Vino entonces el rey David a sentarse delante de Yavé, y dijo: “¿Quién soy yo, oh Yavé Dios, y qué es mi casa para que hayas hecho por mí tales cosas?”

1 Crónicas 17,16 (Versión Biblia Latinoamericana)

La primera palabra que me viene a mi mente es “humildad”. La vida de David es más que interesante: hijo menor y cuidador de ovejas, joven guerrero que vence a un gigante, líder de un grupo de guerrilleros que lucha contra el rey, para finalmente ser coronado rey de Israel, que se convertirá en un símbolo histórico. David no fue un santo, el camino de su vida está manchado de sangre. Pero es, sin lugar a dudas, un gran estratega, un líder que sabe usar su inteligencia, el que hizo grande su nación.

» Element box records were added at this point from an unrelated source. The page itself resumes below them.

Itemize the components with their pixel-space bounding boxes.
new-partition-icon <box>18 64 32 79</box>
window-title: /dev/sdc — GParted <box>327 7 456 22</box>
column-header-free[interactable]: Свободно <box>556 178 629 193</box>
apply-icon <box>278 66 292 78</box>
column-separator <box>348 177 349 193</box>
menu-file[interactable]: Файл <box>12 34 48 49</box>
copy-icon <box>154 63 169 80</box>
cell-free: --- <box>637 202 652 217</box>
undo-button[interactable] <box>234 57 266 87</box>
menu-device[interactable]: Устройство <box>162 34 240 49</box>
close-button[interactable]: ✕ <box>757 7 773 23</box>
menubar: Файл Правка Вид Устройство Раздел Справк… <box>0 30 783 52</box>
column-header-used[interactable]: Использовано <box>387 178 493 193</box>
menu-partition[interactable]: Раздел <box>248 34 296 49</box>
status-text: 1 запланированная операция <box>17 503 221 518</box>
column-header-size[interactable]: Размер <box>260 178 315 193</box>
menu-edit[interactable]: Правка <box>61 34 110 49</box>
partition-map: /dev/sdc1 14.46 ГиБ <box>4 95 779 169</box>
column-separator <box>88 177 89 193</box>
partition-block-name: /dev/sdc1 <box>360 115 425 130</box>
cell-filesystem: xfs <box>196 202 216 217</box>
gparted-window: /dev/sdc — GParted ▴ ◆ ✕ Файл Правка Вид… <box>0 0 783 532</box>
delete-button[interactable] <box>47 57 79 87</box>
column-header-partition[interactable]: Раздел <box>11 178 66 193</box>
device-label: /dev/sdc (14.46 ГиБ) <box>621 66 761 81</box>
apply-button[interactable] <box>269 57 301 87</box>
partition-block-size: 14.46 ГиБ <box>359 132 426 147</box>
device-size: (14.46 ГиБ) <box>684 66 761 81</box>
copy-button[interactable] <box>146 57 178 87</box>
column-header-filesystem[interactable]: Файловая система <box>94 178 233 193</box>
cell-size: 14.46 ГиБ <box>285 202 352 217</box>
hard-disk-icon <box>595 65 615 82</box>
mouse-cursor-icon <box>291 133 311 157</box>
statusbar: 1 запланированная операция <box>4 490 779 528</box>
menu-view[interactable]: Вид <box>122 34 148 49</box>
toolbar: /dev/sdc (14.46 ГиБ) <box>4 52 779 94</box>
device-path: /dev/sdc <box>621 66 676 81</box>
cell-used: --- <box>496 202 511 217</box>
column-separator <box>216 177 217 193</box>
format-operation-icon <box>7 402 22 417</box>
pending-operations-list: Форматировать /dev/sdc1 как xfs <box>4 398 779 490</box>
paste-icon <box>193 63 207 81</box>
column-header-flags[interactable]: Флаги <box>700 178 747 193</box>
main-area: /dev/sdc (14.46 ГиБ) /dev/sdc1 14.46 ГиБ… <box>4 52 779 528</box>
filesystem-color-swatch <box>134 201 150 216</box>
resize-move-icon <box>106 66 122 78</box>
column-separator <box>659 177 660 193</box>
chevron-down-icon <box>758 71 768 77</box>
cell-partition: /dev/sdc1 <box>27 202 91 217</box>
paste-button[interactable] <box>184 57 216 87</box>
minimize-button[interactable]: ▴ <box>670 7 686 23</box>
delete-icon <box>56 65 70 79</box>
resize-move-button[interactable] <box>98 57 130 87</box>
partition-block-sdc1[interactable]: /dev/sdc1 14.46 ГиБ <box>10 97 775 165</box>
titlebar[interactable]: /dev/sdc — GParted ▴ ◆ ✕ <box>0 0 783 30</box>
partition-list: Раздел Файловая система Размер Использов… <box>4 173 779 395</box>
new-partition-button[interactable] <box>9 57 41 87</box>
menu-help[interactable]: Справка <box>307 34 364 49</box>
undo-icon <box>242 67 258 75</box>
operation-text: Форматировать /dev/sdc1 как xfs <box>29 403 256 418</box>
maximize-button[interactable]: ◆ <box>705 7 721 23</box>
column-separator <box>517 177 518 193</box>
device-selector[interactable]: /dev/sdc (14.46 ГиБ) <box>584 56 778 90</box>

Ahora, si lo comparo con otros personajes importantes de la historia, hay algo que me llama la atención: David nunca perdió su “humanidad”, que se manifiesta en nuestro versículo. David sabe que, a pesar de todo y más allá de sus éxitos y triunfos y de su popularidad, sigue siendo un simple ser humano, falible, no perfecto. Es consciente de eso.
El versículo es el comienzo de una oración de agradecimiento. En esa oración David reconoce la realidad tal cual es: no merece tanta bendición de parte de su Dios. No obstante, Yavé renueva la promesa que le ha hecho a sus antepasados y ratifica el pacto: David es, de ahora en adelante, el portador de la promesa de Dios.

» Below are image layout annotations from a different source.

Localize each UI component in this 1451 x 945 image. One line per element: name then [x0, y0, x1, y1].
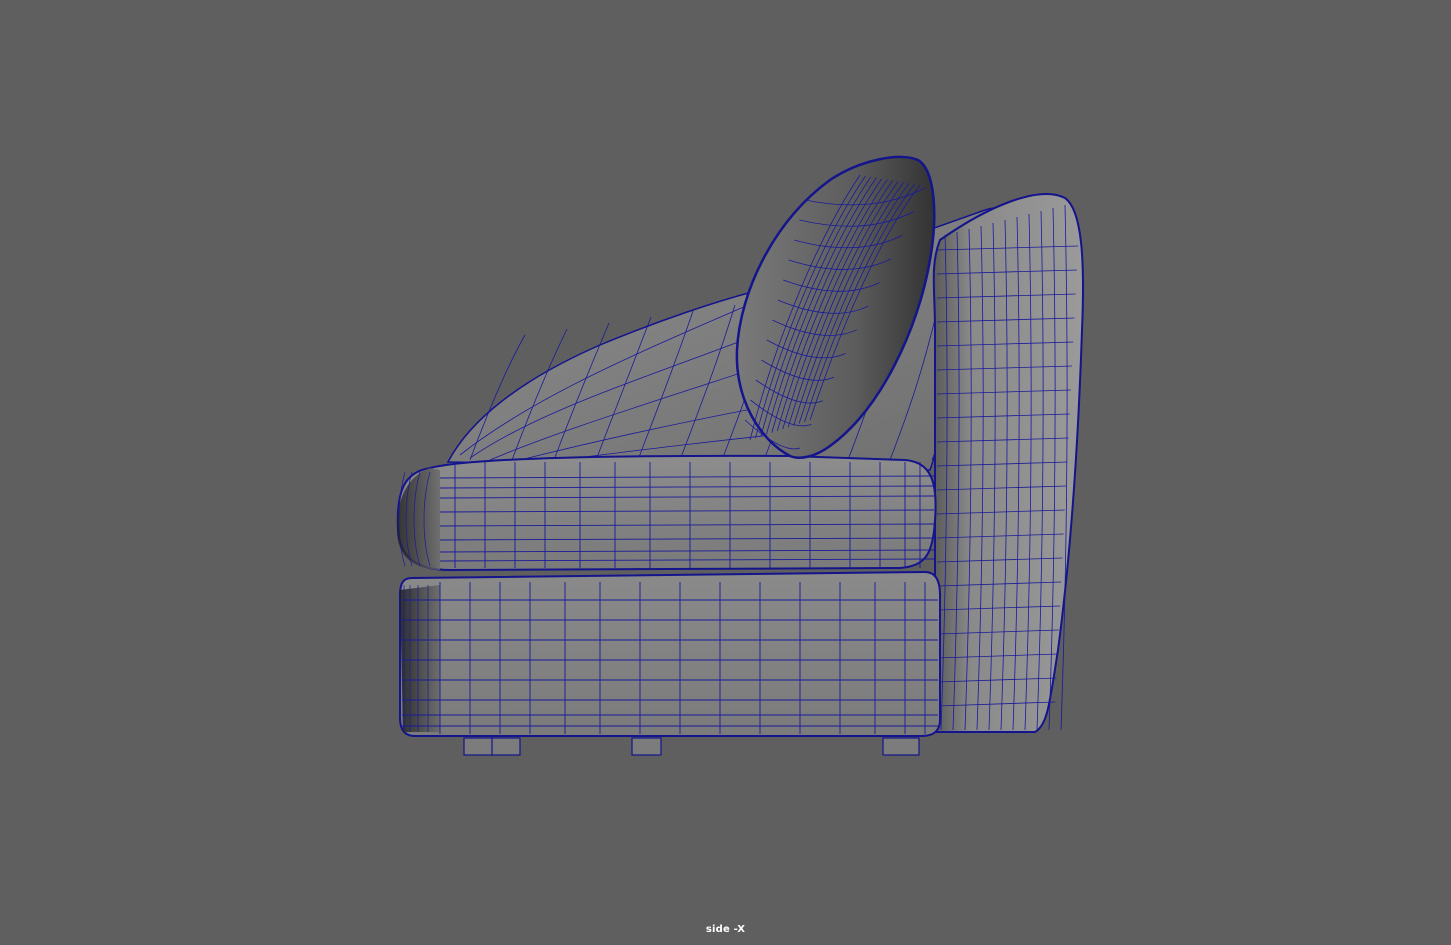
backrest-panel: [932, 193, 1084, 733]
leg: [882, 737, 920, 756]
viewport-panel[interactable]: side -X: [0, 0, 1451, 945]
leg: [463, 737, 495, 756]
seat-cushion: [396, 454, 937, 572]
leg: [631, 737, 662, 756]
base-block: [399, 570, 941, 737]
leg: [491, 737, 521, 756]
legs: [463, 737, 920, 756]
camera-label: side -X: [705, 924, 746, 935]
armchair-model[interactable]: [0, 0, 1451, 945]
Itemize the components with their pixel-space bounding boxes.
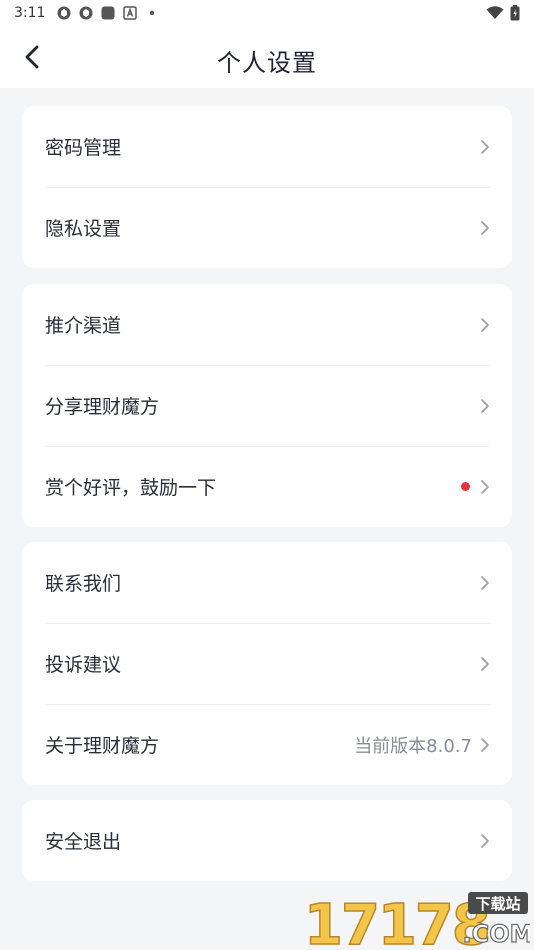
watermark-logo: 17178 下载站 .COM [303,892,530,948]
row-label: 关于理财魔方 [45,735,160,757]
row-label: 投诉建议 [45,654,122,676]
row-contact-us[interactable]: 联系我们 [22,542,512,623]
row-rate-app[interactable]: 赏个好评，鼓励一下 [22,446,512,527]
header: 个人设置 [0,26,534,88]
chevron-right-icon [481,656,489,671]
row-label: 安全退出 [45,831,122,853]
chevron-right-icon [481,220,489,235]
font-a-icon [123,6,138,20]
dot-icon [150,10,155,16]
sync-icon [79,6,93,20]
settings-group-security: 密码管理 隐私设置 [22,106,512,268]
row-label: 密码管理 [45,137,122,159]
page-title: 个人设置 [217,49,317,77]
row-privacy-settings[interactable]: 隐私设置 [22,187,512,268]
chevron-right-icon [481,833,489,848]
row-label: 联系我们 [45,573,122,595]
settings-group-support: 联系我们 投诉建议 关于理财魔方 当前版本8.0.7 [22,542,512,785]
row-share-app[interactable]: 分享理财魔方 [22,365,512,446]
version-text: 当前版本8.0.7 [354,735,472,757]
row-password-management[interactable]: 密码管理 [22,106,512,187]
row-label: 分享理财魔方 [45,396,160,418]
settings-group-share: 推介渠道 分享理财魔方 赏个好评，鼓励一下 [22,284,512,527]
chevron-right-icon [481,737,489,752]
row-logout[interactable]: 安全退出 [22,800,512,881]
row-label: 隐私设置 [45,218,122,240]
watermark-number: 17178 [304,893,489,948]
row-about[interactable]: 关于理财魔方 当前版本8.0.7 [22,704,512,785]
status-time: 3:11 [14,5,46,21]
chevron-right-icon [481,139,489,154]
chevron-right-icon [481,575,489,590]
watermark-domain: .COM [462,920,530,948]
row-referral-channel[interactable]: 推介渠道 [22,284,512,365]
chevron-right-icon [481,398,489,413]
row-complaints-suggestions[interactable]: 投诉建议 [22,623,512,704]
row-label: 赏个好评，鼓励一下 [45,477,217,499]
wifi-icon [486,6,504,19]
battery-icon [510,5,520,21]
chevron-right-icon [481,479,489,494]
sync-icon [57,6,71,20]
chevron-right-icon [481,317,489,332]
status-right [486,5,520,21]
status-icons [57,6,159,20]
status-bar: 3:11 [0,0,534,26]
settings-group-logout: 安全退出 [22,800,512,881]
square-app-icon [101,6,115,20]
watermark-tag: 下载站 [475,895,520,913]
row-label: 推介渠道 [45,315,122,337]
notification-badge [461,482,470,491]
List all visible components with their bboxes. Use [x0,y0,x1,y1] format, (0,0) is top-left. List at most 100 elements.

Nada de triunfalismo, nada de grosería, nada de orgullo falso.
Tomar consciencia de mi realidad, de quién soy yo, y saber que Dios me conoce y: tener la certeza de que Dios, a pesar de todo, me bendice a mí y a los míos, tener la certeza de que Dios está conmigo, porque perdona mis manchas sucias y porque no me abandona jamás.
Es, me parece, un buen concepto de vida.